Early Life and Education
Tuschman attended high school at Menlo School in California. He attended Stanford University He graduated in 2002 and relocated to Peru for his first job after college.
Career
In Peru, Tuschman worked as a speech writer and political adviser to President Alejandro Toledo, and served as international projects coordinator for Toledo’s Global Center for Development and Democracy.
Our Political Nature
Tuschman's 2013 book, Our Political Nature: The Evolutionary Origins of What Divides Us proposed an evolutionary theory of human political orientation. As evidence, Our Political Nature synthesizes studies from the fields of political science, genetics, neuroscience, and primatology.

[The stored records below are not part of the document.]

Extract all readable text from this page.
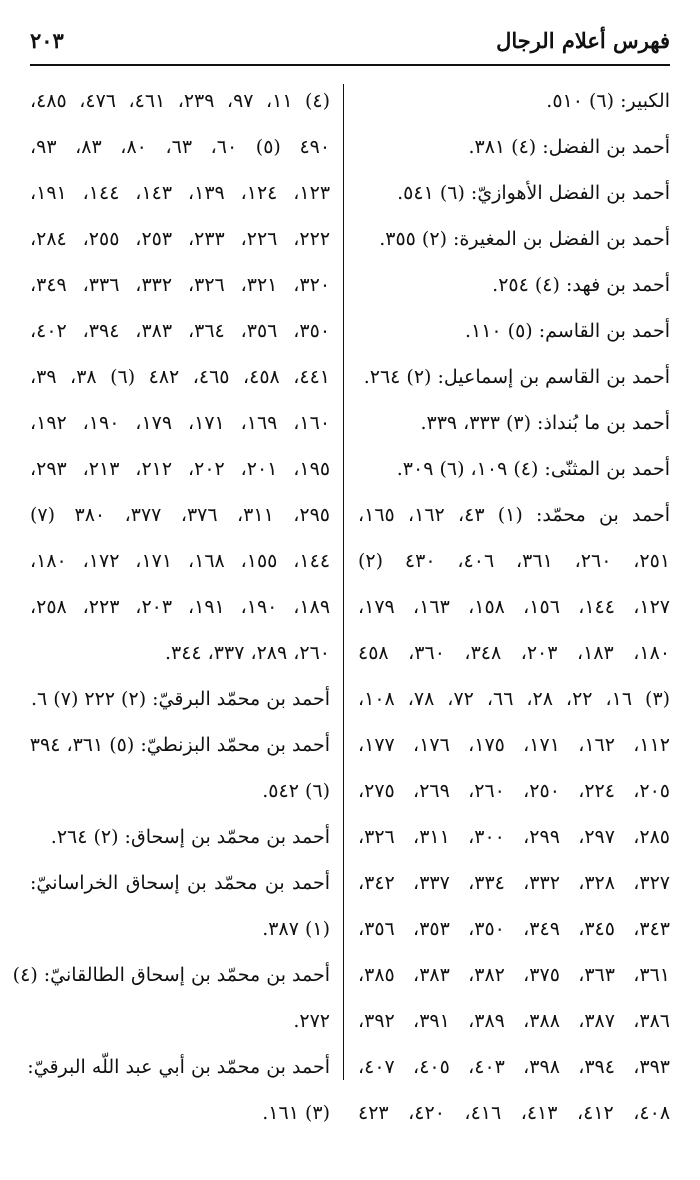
فهرس أعلام الرجال
٢٠٣
الكبير: (٦) ٥١٠.
أحمد بن الفضل: (٤) ٣٨١.
أحمد بن الفضل الأهوازيّ: (٦) ٥٤١.
أحمد بن الفضل بن المغيرة: (٢) ٣٥٥.
أحمد بن فهد: (٤) ٢٥٤.
أحمد بن القاسم: (٥) ١١٠.
أحمد بن القاسم بن إسماعيل: (٢) ٢٦٤.
أحمد بن ما بُنداذ: (٣) ٣٣٣، ٣٣٩.
أحمد بن المثنّى: (٤) ١٠٩، (٦) ٣٠٩.
أحمد بن محمّد: (١) ٤٣، ١٦٢، ١٦٥،
٢٥١، ٢٦٠، ٣٦١، ٤٠٦، ٤٣٠ (٢)
١٢٧، ١٤٤، ١٥٦، ١٥٨، ١٦٣، ١٧٩،
١٨٠، ١٨٣، ٢٠٣، ٣٤٨، ٣٦٠، ٤٥٨
(٣) ١٦، ٢٢، ٢٨، ٦٦، ٧٢، ٧٨، ١٠٨،
١١٢، ١٦٢، ١٧١، ١٧٥، ١٧٦، ١٧٧،
٢٠٥، ٢٢٤، ٢٥٠، ٢٦٠، ٢٦٩، ٢٧٥،
٢٨٥، ٢٩٧، ٢٩٩، ٣٠٠، ٣١١، ٣٢٦،
٣٢٧، ٣٢٨، ٣٣٢، ٣٣٤، ٣٣٧، ٣٤٢،
٣٤٣، ٣٤٥، ٣٤٩، ٣٥٠، ٣٥٣، ٣٥٦،
٣٦١، ٣٦٣، ٣٧٥، ٣٨٢، ٣٨٣، ٣٨٥،
٣٨٦، ٣٨٧، ٣٨٨، ٣٨٩، ٣٩١، ٣٩٢،
٣٩٣، ٣٩٤، ٣٩٨، ٤٠٣، ٤٠٥، ٤٠٧،
٤٠٨، ٤١٢، ٤١٣، ٤١٦، ٤٢٠، ٤٢٣
(٤) ١١، ٩٧، ٢٣٩، ٤٦١، ٤٧٦، ٤٨٥،
٤٩٠ (٥) ٦٠، ٦٣، ٨٠، ٨٣، ٩٣،
١٢٣، ١٢٤، ١٣٩، ١٤٣، ١٤٤، ١٩١،
٢٢٢، ٢٢٦، ٢٣٣، ٢٥٣، ٢٥٥، ٢٨٤،
٣٢٠، ٣٢١، ٣٢٦، ٣٣٢، ٣٣٦، ٣٤٩،
٣٥٠، ٣٥٦، ٣٦٤، ٣٨٣، ٣٩٤، ٤٠٢،
٤٤١، ٤٥٨، ٤٦٥، ٤٨٢ (٦) ٣٨، ٣٩،
١٦٠، ١٦٩، ١٧١، ١٧٩، ١٩٠، ١٩٢،
١٩٥، ٢٠١، ٢٠٢، ٢١٢، ٢١٣، ٢٩٣،
٢٩٥، ٣١١، ٣٧٦، ٣٧٧، ٣٨٠ (٧)
١٤٤، ١٥٥، ١٦٨، ١٧١، ١٧٢، ١٨٠،
١٨٩، ١٩٠، ١٩١، ٢٠٣، ٢٢٣، ٢٥٨،
٢٦٠، ٢٨٩، ٣٣٧، ٣٤٤.
أحمد بن محمّد البرقيّ: (٢) ٢٢٢ (٧) ٦.
أحمد بن محمّد البزنطيّ: (٥) ٣٦١، ٣٩٤
(٦) ٥٤٢.
أحمد بن محمّد بن إسحاق: (٢) ٢٦٤.
أحمد بن محمّد بن إسحاق الخراسانيّ:
(١) ٣٨٧.
أحمد بن محمّد بن إسحاق الطالقانيّ: (٤)
٢٧٢.
أحمد بن محمّد بن أبي عبد اللّه البرقيّ:
(٣) ١٦١.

Chris Mooney writing in The Washington Monthly credited the book with "explaining the now well-documented psychological, biological, and genetic differences between liberals and conservatives with reference to human evolution and the differential strategies of mate choice and resource allocation that have been forced on us by the pressures of surviving and reproducing on a quite dangerous planet." John R. Hibbing writing in Political Science Quarterly reported that although the book was one of several published at the same time dealing with psychological, biological and evolutionary bases of political beliefs, it "makes a unique and important contribution to the field" and noted that with regard to its discussion of evolution in the context of politics, "as selection pressures are relaxed, it may be possible to push it too far." An unattributed review in The Economist described Tuschman as a biological determinist and found that book did not explain the unpredictability of voters in the middle ground, commenting: "the author’s efforts to use “hard science” to illuminate partisanship often run aground... The political world Mr Tuschman describes tends to be remarkably binary and easily classifiable." Reviewing the book in Forbes, Cedric Muhammad noted that the book was generally rejected by conservatives and embraced by liberals, criticized its discussion of ethnocentrism, yet said it makes "a compelling case that we are hard-wired to be liberal or conservative by nature, environment and adaptation."